Available on: Cadenza LP

It’s not often that one happens upon a techno break-up album, let alone one apparently borne out of its producer’s girlfriend dumping him via email the day before she was to join him for a new life on a remote Pacific island. Meteorology – the third album from Vancouver’s Daniel Gardner, aka Frivolous – comes off as a psychologically convincing reflection of his state of mind – but not by cleaving to expectations of bleakness (or, worse, plaintive James Blake-style mopery).

It’s melancholy in places, as you’d expect, but it’s also curiously playful. It’s one of the most inventive techno releases you’ll hear this year, with most tracks full of unexpected twists and tangents, but what sticks out is the sense of wonderment with which Gardner pulls his disparate palette of sounds together. Rolling drum cascades, distant opera phantoms, seagulls keening, chiming melodies entering out of nowhere and exiting just as discreetly: you can take nothing for granted at any stage. The range of sonic ground covered is reminiscent of the much-hyped Nicolas Jaar – indeed, Meteorology is perfect for those taken with Jaar’s aesthetic but wishing for something a touch more dancefloor-friendly than his own recent debut album.

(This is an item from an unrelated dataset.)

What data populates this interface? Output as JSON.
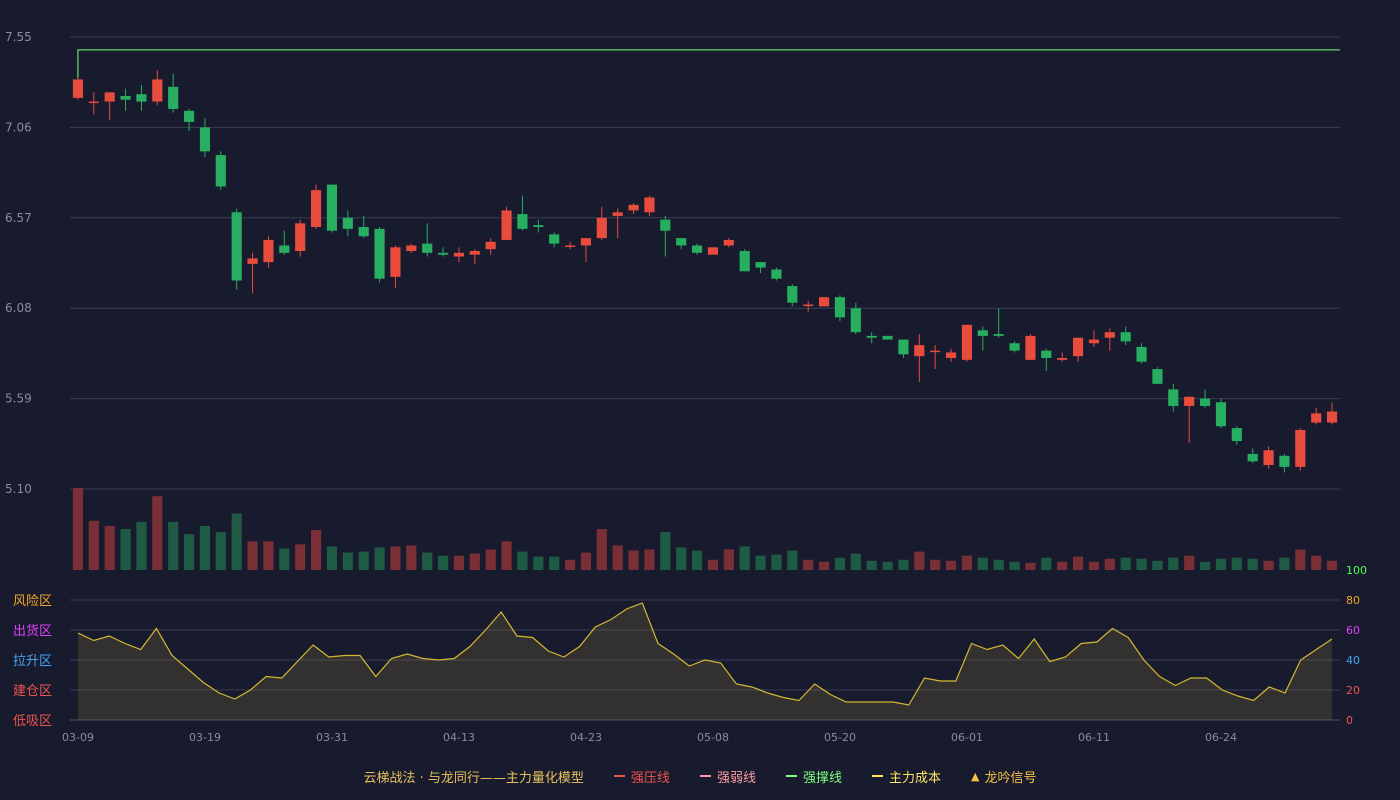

Lurking in between the danceability and the sense of humour, underneath the louche swing to the treated vocals of ‘Back Into The Deep’ and ‘Red Tide’, though, is both estrangement and derangement. A sense of isolation pervades Meteorology, as though Gardner’s spent a bit too long with only himself for company; a beachcomber entertaining himself with washed-up detritus and found sounds. Percussion clatters and clanks behind the tracks’ grooves, constantly threatening derailment. Melodies oscillate wildly, jauntily and with more than a touch of madness to them. ‘Serenade des excentriques’ takes seduction through the looking glass; cobwebs of traditional folk instruments crawl over ‘Back Into The Deep’. Meanwhile, on ‘Ostalgia’ – the album’s terrifying highlight – Gardner interpolates a Russian waltz (Alexandr Griboyedov’s Waltz in E minor) with demented, monomaniacal glee. The image that his music frequently evokes is that of abandoned Soviet fairgrounds: Meteorology is an album heavy on fear and grotesquerie, but with an irresistible romantic allure too.